A lot of data, but it's possible to observe many very interesting things in real human typing behvaior.

How would I implement a straightforward human like typing function?

import pyautogui
import random
import time

def tinySleep():
  time.sleep(random.uniform(0.005, 0.07))


def doubleHit(key1, key2):
  """
  Sometimes press two keys down at the same time and randomize the 
  order of the corresponding key up events to resemble 
  human typign closer.
  """
  pyautogui.keyDown(key1)
  tinySleep()
  pyautogui.keyDown(key2)
  tinySleep()
  if random.random() > 0.5:
    pyautogui.keyUp(key1)
    tinySleep()
    pyautogui.keyUp(key2)
  else:
    pyautogui.keyUp(key2)
    tinySleep()
    pyautogui.keyUp(key1)


def humanTyping(text, speed=(0.015, 0.1)):
  """
  Mostly the keydown/keyup pairs are in order, but
  sometimes we want two keydown's at the same time.

  text: the text to be written in a human fashion.

  speed: the gap between key presses in seconds. Random number between
    (low, high)
  """
  i = 0
  while i <= len(text):
    time.sleep(random.uniform(*speed))
    if random.random() < .3 and i+1 < len(text):
      doubleHit(text[i], text[i+1])
      i += 2
    else:
      pyautogui.keyDown(text[i])
      tinySleep()
      pyautogui.keyUp(text[i])
      i += 1

    if i >= len(text):
      break

humanTyping("this is a test")

The most important observation: Often bots have a perfect sequence of keydown X, keyup X, keydown Y, keyup Y events, whereas humans press keys interleaved: keydown X, keydown Y, keyup Y, keyup X. Only the keydown events must be in order, not the keyup counterparts!

Of course the above algorithm is very bad and easily detectable. A real human key typing simulation involves collecting huge samples of real human typing behavior and then replaying them such that the four temporal delaying features resemble a real human being.

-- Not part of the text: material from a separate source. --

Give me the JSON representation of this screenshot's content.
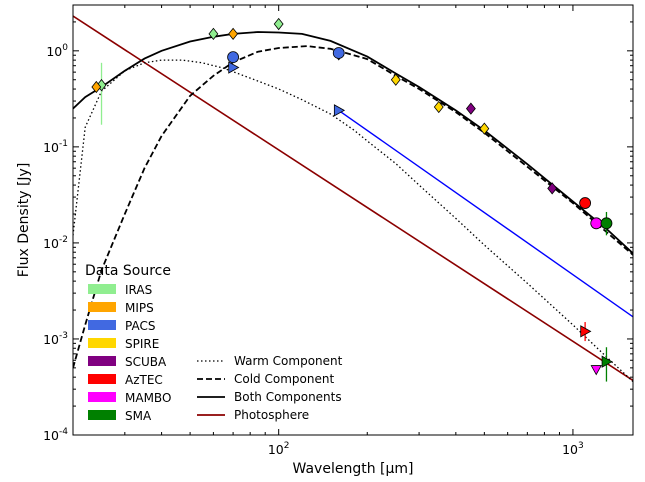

There are many biometric features to be found in the temporal aspects of human typing. Some examples:

  • Humans often have to correct spelling mistakes in their texts by using the backspace key or the mouse to select text to be edited. Bot's don't do that.
  • When two identical keys are pressed such as in coffee, then the first f and first e take longer time to type compared to the second character.
  • The tyiping speed within words is faster than between words
  • There is a cognitive break between sentences, paragraphs, chapters, ...
  • Complicated words are more frequently re-written than easy words

Full Example Step by Step

Now we have all parts ready to create a full example. I will show the code for a small example how to solve the bot challenge that can be found here: https://bot.incolumitas.com/#botChallenge.

The most recent example code can be found here.

Run it with:

pipenv shell

And then run:

python example.py

Below is the full Python source code. Please keep in mind that I most likely will not keep this blog post updated, consult the GitHub repository instead!

import time
import os
import random
import json
import subprocess
from mouse import humanMove
from typing import humanTyping

"""
You might have to adjust some coordinates. 

I used a dual screen setup and I started the browser on the
left screen.

You can obtain the coordinates of your current mouse pointer with 
the bash command on Linux `xdotool getmouselocation`
"""


def getPageSource():
  cmd = f'/usr/bin/node page_source.js'
  ps = subprocess.check_output(cmd, shell=True)
  return ps


def getCoords(selector, randomize_within_bcr=True):
  """
  Example: `node coords.js "li:nth-of-type(3) a"`
  """
  cmd = f'/usr/bin/node coords.js "{selector}"'
  coords = subprocess.check_output(cmd, shell=True)
  parsed = json.loads(coords)

  x = parsed['x']
  y = parsed['y']

  if randomize_within_bcr:
    x += random.randrange(0, int(parsed['width']))
    y += random.randrange(0, int(parsed['height']))

  return x, y


def startBrowser():
  os.system('google-chrome --remote-debugging-port=9222 --start-maximized --disable-notifications &')
  time.sleep(4)

  # visit https://bot.incolumitas.com/#botChallenge
  humanMove(168, 79)
  time.sleep(random.uniform(0.5, 1.5))
  humanTyping('bot.incolumitas.com\n', speed=(0.005, 0.008))
  time.sleep(random.uniform(1.5, 2.5))


def main():
  startBrowser()

  # click link to get to the challenge
  coords = getCoords('li:nth-of-type(3) a')
  print('Clicking on coordinates ' + str(coords))
  humanMove(*coords)
  time.sleep(random.uniform(0.5, 1.0))

  # enter username
  username = getCoords('input[name="userName"]')
  humanMove(*username, clicks=2)
  time.sleep(random.uniform(0.25, 1.25))
  humanTyping('IamNotABotISwear\n', speed=(0.005, 0.008))

  time.sleep(random.uniform(0.5, 1.0))

  # enter email
  email = getCoords('input[name="eMail"]')
  humanMove(*email, clicks=3)
  time.sleep(random.uniform(0.25, 1.25))
  humanTyping('bot@spambot.com\n', speed=(0.005, 0.008))

  time.sleep(random.uniform(0.5, 1.0))

  # agree to the terms
  terms = getCoords('input[name="terms"]')
  humanMove(*terms)

  # select cats
  cat = getCoords('#bigCat')
  humanMove(*cat)

  # submit
  submit = getCoords('#submit')
  humanMove(*submit)

  # press the final enter
  time.sleep(random.uniform(2.5, 3.4))
  humanTyping('\n', speed=(0.005, 0.008))

  # finally get the page source
  text = getPageSource()
  print('Got {} bytes of page soure'.format(len(text)))


if __name__ == '__main__':
  main()